US business groups caution against haste

Local | 28 May 2020 10:52 am

Business groups are urging U.S. President Donald Trump to go slowly in responding to Bejing’s planned imposition of new national security laws on Hong Kong, warning revoking the city’s special U.S. privileges will hurt the territory and its people.

U.S. Secretary of State Mike Pompeo declared on Wednesday China's actions had voided Hong Kong's autonomy.

That cleared the way for White House steps ranging from imposing sanctions on some senior Chinese officials to fully ending the 22-year U.S. practice of treating Hong Kong separately from China on trade, visas, investments and export controls.

Hong Kong’s special status has helped keep the former British colony of 7.5 million - which hosts operations of 1,300 U.S. companies and some 85,000 American residents - one of the world’s premier financial hubs since reverting to Chinese rule in 1997.

“The text of the law in China has not yet been released. Words matter,” said Craig Allen, the president of the U.S.-China Business Council. The group would like to see all sides “de-escalate and maintain the ‘one-country two systems’ model for Hong Kong, which has served everyone so well for so many years,” he said.

The U.S. Chamber of Commerce on Tuesday stressed here jeopardizing Hong Kong's special status would be a "serious mistake."

Pompeo’s declaration leaves room to move slowly, and acting quickly could inflict pain on Hong Kong and waste U.S. leverage over Beijing, said Scott Kennedy, a senior adviser and China expert at the Center for Strategic and International Studies in Washington.

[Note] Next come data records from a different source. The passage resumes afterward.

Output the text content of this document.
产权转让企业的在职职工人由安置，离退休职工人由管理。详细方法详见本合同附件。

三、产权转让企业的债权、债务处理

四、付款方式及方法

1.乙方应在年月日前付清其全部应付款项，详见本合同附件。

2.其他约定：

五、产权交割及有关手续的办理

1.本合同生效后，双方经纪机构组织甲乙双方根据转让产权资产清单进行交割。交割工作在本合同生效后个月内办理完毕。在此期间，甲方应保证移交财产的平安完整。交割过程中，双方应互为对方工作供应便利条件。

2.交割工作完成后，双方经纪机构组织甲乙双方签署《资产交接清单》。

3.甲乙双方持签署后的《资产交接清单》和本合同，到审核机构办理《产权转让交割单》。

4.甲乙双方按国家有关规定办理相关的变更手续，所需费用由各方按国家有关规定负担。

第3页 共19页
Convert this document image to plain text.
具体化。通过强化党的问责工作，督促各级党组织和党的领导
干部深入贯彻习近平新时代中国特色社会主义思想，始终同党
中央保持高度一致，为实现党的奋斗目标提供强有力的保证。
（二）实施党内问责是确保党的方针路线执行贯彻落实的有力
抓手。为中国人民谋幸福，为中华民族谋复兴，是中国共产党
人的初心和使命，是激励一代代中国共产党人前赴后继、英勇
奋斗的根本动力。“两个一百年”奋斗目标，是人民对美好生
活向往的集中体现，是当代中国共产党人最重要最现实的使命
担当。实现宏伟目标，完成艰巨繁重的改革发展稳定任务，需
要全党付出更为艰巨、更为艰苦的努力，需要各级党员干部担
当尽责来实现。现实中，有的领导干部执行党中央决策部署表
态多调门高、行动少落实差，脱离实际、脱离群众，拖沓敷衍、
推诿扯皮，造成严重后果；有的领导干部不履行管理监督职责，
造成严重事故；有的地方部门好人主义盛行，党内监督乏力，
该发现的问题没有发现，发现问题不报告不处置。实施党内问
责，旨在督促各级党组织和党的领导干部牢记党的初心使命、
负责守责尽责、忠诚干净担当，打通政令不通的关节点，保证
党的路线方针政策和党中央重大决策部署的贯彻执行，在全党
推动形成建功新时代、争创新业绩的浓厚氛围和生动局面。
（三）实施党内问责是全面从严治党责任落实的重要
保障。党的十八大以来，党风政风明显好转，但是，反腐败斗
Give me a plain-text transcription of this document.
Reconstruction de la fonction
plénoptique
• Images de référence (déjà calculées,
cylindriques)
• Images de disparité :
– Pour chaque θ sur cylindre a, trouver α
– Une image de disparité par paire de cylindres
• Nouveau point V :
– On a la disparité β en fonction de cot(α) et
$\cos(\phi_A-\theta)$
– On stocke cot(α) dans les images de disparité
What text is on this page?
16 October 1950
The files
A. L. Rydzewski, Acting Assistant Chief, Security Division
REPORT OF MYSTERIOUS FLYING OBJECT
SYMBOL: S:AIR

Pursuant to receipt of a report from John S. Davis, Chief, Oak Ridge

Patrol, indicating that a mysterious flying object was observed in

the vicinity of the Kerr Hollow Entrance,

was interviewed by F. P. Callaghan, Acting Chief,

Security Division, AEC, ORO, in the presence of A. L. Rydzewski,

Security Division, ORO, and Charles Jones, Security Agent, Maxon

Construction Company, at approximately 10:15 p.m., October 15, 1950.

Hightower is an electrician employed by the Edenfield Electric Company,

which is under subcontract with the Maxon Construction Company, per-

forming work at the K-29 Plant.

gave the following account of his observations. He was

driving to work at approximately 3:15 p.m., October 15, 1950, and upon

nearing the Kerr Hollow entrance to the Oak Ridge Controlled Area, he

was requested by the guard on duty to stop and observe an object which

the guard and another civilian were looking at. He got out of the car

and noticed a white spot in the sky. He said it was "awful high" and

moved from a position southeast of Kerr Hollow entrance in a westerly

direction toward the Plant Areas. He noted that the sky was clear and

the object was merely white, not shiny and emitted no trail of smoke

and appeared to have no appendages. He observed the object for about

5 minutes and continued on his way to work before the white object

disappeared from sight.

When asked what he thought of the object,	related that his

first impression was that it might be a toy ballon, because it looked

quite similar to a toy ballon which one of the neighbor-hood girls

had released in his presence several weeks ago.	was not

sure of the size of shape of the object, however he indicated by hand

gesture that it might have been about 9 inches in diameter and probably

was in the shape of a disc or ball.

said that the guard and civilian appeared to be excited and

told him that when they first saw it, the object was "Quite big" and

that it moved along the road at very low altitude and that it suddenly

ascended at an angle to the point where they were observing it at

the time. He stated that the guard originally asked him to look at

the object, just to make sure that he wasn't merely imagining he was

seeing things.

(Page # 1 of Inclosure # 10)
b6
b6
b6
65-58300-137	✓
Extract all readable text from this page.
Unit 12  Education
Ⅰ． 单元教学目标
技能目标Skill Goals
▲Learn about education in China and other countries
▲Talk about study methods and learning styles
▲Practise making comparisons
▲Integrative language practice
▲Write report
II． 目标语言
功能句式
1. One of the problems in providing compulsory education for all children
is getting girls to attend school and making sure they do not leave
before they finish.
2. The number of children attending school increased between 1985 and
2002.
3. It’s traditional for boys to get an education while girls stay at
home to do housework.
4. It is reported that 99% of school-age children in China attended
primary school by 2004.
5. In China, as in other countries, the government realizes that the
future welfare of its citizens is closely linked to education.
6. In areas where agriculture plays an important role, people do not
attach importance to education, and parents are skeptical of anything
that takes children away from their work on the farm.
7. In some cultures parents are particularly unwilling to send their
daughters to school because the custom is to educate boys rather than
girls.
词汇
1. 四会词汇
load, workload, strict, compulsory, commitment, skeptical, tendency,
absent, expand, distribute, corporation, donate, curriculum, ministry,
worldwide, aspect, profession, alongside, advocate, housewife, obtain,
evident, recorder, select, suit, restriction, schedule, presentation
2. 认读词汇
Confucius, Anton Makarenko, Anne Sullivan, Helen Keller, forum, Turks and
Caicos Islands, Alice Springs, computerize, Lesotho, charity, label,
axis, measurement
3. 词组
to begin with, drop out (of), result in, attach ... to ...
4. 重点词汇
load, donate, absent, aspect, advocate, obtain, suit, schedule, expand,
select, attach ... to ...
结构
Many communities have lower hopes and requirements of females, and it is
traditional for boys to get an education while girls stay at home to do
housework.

The U.S. declaration has “opened the door to massive changes but they have not walked through it yet,” Kennedy said. “It may rattle markets and have executive suites examining Plan Bs and Plan Cs but not necessarily immediately moving.”

Pressure in the U.S.-China relationship is mounting over issues including trade, technology restrictions and the coronavirus pandemic. On Wednesday, the House of Representatives backed legislation calling on Trump to impose sanctions on Chinese officials responsible for oppression of China’s Uighur Muslim minority.